Object Mapping in C++

Tom Germond

Tom Germond is a consulting software engineer and writer with over 15 years of experience in the computer industry. He has worked on the Microsoft documentation teams for both SQL Server and the Chinese version of the MicrosoftÒ WindowsÔ Software Development Kit (SDK). He seems to live somewhere between Seattle and Silicon Valley; he commutes back and forth so much it’s rather difficult to tell.

Created: March 20, 1992

ABSTRACT

This article describes the algorithms and data structures that MicrosoftÒ C/C++ version 7.0 uses to map objects into memory. It concentrates heavily on virtual functions because they are so powerful and inexpensive to use. Although the information in this article describes our implementation, all C++ compilers must solve the same basic problems.

INTRODUCTION

MicrosoftÒ C/C++ version 7.0 provides a rich set of features for defining and manipulating objects. These new capabilities let you work at a much more abstract level than does C, but at a price. The language is more complex than C, and some of its features require a significant amount of support code to execute at run time. This is especially true if you use late binding, which abstract classes and virtual functions provide. To make the best design decisions, you must understand how the compiler implements these more complex features.

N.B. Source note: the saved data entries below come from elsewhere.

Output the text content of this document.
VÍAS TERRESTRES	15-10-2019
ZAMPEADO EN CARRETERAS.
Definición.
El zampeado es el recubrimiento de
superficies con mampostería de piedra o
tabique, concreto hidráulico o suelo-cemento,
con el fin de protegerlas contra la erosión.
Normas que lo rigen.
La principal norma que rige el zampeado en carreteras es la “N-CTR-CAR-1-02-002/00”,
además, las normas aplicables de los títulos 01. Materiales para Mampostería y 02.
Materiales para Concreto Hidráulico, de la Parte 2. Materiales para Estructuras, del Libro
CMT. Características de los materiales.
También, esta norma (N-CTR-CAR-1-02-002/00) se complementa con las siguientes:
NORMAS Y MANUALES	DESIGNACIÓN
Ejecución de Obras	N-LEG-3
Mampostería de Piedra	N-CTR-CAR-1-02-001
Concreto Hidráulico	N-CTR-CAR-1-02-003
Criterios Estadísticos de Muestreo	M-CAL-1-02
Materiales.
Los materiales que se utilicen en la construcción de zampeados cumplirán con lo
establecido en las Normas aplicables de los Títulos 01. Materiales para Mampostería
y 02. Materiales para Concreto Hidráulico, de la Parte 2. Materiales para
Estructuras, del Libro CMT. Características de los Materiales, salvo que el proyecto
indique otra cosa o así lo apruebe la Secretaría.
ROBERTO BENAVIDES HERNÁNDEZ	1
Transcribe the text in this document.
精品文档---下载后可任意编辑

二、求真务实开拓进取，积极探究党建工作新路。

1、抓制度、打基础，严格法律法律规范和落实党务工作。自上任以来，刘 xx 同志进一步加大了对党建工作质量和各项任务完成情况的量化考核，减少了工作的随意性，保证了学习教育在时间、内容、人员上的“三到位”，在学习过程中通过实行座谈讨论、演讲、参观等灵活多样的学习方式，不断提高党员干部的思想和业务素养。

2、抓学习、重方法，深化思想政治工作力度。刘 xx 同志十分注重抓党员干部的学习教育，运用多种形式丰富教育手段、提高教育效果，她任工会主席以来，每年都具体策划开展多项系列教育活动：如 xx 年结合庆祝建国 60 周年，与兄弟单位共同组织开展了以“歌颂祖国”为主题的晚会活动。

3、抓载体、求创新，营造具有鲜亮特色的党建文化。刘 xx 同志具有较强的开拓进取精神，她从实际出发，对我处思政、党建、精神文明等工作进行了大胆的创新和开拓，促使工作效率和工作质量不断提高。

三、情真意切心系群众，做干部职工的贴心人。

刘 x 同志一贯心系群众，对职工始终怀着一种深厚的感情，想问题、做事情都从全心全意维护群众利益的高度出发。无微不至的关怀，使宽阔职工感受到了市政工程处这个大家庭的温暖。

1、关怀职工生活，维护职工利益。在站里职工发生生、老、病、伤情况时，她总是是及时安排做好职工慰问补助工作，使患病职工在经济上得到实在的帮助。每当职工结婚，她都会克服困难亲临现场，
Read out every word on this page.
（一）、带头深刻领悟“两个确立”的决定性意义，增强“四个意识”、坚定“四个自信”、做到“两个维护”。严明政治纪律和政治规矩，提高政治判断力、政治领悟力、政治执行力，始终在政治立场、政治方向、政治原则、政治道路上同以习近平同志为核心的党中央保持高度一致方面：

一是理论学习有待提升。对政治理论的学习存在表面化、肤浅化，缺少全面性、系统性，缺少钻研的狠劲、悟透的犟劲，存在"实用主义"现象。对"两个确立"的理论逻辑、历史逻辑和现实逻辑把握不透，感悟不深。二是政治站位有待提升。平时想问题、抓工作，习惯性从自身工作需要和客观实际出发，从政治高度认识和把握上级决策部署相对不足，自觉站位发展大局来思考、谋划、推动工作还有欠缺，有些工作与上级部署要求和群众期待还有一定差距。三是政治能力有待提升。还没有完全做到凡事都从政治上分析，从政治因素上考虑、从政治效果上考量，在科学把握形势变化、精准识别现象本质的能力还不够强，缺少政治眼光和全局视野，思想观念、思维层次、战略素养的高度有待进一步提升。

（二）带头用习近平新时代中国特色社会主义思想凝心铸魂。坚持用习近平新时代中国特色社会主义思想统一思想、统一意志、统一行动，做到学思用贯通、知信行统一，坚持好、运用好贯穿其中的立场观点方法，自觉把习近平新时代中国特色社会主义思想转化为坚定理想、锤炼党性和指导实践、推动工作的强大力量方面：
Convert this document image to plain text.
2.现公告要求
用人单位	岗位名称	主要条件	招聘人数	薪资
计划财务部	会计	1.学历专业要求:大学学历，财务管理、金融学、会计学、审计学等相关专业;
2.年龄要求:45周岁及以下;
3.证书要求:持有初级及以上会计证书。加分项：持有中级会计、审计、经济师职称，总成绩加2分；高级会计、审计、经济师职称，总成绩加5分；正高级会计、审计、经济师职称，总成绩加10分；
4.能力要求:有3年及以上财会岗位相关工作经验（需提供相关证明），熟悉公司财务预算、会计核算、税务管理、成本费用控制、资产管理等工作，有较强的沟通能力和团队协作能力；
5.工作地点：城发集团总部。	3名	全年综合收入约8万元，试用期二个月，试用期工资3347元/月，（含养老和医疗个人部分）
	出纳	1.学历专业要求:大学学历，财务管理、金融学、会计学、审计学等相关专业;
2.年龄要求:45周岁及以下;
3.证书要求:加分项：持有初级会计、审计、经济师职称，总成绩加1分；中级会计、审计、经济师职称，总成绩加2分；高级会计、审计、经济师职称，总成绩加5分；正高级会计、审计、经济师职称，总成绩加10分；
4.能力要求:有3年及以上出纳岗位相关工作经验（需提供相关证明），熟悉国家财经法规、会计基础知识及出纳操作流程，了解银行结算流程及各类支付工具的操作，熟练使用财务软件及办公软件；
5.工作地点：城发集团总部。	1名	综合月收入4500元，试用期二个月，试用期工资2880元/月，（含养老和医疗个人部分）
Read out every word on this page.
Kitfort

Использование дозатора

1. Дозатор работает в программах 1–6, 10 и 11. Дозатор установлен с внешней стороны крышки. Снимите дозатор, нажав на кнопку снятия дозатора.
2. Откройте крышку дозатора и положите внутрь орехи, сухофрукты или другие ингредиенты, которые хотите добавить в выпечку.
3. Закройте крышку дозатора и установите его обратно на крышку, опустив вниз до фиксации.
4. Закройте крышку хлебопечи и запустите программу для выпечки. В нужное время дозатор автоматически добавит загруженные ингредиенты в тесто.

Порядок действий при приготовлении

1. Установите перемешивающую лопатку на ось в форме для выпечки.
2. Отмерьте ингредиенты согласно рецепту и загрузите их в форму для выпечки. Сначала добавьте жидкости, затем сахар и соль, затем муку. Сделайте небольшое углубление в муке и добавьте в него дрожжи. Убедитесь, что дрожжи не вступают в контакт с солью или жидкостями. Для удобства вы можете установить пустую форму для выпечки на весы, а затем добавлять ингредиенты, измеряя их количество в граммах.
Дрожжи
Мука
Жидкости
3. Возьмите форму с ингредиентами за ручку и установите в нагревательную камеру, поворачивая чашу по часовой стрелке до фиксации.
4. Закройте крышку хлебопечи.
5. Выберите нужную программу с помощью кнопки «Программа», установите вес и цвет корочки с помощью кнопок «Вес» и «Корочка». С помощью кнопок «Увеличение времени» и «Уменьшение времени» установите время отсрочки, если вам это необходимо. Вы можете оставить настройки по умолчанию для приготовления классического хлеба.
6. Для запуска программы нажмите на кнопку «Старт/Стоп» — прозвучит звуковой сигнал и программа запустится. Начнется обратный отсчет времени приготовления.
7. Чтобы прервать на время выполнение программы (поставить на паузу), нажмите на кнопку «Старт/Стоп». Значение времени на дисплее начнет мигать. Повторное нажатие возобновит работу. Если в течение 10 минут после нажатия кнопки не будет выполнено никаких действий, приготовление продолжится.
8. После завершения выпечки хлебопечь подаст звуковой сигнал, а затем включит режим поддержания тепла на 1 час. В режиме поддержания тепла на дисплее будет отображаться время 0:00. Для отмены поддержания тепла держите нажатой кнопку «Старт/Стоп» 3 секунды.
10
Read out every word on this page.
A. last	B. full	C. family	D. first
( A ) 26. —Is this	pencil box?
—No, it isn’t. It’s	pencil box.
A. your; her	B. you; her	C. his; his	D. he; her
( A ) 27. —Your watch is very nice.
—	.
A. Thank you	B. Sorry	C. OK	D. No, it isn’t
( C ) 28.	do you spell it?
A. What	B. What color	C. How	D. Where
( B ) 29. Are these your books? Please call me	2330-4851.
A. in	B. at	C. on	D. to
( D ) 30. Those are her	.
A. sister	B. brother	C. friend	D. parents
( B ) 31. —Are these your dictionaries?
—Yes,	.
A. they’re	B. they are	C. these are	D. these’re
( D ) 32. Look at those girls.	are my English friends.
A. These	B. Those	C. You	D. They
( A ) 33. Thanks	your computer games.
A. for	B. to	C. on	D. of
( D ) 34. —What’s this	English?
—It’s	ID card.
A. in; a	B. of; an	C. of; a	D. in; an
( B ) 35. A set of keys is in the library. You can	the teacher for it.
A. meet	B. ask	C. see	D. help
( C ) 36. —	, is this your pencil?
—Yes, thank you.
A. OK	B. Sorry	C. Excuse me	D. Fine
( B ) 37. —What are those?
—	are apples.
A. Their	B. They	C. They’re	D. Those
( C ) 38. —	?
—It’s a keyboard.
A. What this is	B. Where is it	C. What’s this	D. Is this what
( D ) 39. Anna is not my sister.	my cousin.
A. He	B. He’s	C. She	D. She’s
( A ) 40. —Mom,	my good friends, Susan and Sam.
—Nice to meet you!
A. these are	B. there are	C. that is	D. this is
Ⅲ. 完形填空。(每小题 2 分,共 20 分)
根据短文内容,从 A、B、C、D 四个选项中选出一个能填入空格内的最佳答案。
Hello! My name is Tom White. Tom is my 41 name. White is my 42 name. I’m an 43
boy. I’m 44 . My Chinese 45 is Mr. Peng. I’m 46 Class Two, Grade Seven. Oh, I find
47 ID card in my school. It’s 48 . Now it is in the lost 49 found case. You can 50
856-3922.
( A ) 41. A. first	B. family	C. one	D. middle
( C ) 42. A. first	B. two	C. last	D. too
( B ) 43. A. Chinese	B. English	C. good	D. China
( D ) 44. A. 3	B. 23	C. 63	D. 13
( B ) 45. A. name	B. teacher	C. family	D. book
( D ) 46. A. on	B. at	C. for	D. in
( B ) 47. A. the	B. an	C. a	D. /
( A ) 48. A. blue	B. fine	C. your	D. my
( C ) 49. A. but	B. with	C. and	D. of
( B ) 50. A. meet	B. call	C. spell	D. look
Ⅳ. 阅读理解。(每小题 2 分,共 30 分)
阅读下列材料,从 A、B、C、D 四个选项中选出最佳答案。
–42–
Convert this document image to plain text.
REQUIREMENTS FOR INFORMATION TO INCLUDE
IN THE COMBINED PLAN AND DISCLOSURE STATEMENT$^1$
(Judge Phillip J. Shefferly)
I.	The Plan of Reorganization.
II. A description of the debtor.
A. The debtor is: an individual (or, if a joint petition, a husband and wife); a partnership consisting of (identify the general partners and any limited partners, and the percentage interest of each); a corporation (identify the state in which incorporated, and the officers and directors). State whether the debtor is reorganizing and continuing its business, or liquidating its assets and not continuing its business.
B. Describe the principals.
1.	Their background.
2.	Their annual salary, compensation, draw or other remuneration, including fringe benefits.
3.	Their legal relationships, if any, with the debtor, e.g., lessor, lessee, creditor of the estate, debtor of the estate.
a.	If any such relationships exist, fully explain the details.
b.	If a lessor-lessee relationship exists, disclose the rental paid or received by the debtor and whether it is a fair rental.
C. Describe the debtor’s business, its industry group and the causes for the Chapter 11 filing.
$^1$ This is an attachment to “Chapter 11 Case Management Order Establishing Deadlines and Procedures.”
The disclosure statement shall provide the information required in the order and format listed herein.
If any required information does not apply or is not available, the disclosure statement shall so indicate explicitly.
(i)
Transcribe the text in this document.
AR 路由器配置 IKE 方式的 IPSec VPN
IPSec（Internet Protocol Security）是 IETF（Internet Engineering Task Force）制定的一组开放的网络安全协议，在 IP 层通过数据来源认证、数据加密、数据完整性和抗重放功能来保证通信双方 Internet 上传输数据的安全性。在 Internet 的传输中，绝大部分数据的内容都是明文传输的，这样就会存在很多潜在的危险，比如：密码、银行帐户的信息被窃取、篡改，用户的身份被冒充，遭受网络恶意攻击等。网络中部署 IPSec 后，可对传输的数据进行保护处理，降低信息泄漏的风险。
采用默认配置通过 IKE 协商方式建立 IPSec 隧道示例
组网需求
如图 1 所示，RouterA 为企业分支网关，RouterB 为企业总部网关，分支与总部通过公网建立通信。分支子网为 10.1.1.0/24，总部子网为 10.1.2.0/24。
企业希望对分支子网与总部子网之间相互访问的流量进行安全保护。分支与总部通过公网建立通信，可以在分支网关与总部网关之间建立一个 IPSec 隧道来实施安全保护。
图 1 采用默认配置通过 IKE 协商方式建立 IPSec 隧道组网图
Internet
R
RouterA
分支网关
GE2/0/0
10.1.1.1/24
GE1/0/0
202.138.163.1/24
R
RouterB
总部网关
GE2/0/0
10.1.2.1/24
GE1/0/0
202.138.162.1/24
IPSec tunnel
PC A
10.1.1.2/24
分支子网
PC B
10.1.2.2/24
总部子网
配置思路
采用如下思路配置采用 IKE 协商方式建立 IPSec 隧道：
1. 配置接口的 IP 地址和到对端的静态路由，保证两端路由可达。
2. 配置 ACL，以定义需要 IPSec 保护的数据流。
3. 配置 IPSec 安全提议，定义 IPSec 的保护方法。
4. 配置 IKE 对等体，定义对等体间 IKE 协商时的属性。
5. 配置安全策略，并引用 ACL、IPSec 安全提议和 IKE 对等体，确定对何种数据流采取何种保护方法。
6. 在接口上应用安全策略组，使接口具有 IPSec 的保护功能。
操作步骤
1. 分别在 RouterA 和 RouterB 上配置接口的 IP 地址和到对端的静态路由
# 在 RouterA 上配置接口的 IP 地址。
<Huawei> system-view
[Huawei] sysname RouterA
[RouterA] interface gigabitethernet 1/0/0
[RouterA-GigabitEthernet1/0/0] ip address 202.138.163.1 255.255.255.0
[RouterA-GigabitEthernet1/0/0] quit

This article assumes that you have a general knowledge of C++. If you do not understand the following language features, see the documentation listed below:

Virtual functions: Chapter 7 of the C++ Tutorial and Chapter 9 of the C++ Language Reference.

Multiple inheritance: Chapter 7 of the C++ Tutorial and Chapter 9 of the C++ Language Reference.

Virtual bases: Chapter 9 of the C++ Language Reference.

OBJECT MAPPING DESIGN GOALS

We designed the object mapping to achieve two goals:

1.Correctness—It must be able to represent all legal C++ version 2.1 constructs.

2.Efficiency—It must use machine resources as efficiently as possible.

We measure efficiency in the following ways:

Instance data size—It must be as small as possible.

Execution speed—It must be as fast as possible.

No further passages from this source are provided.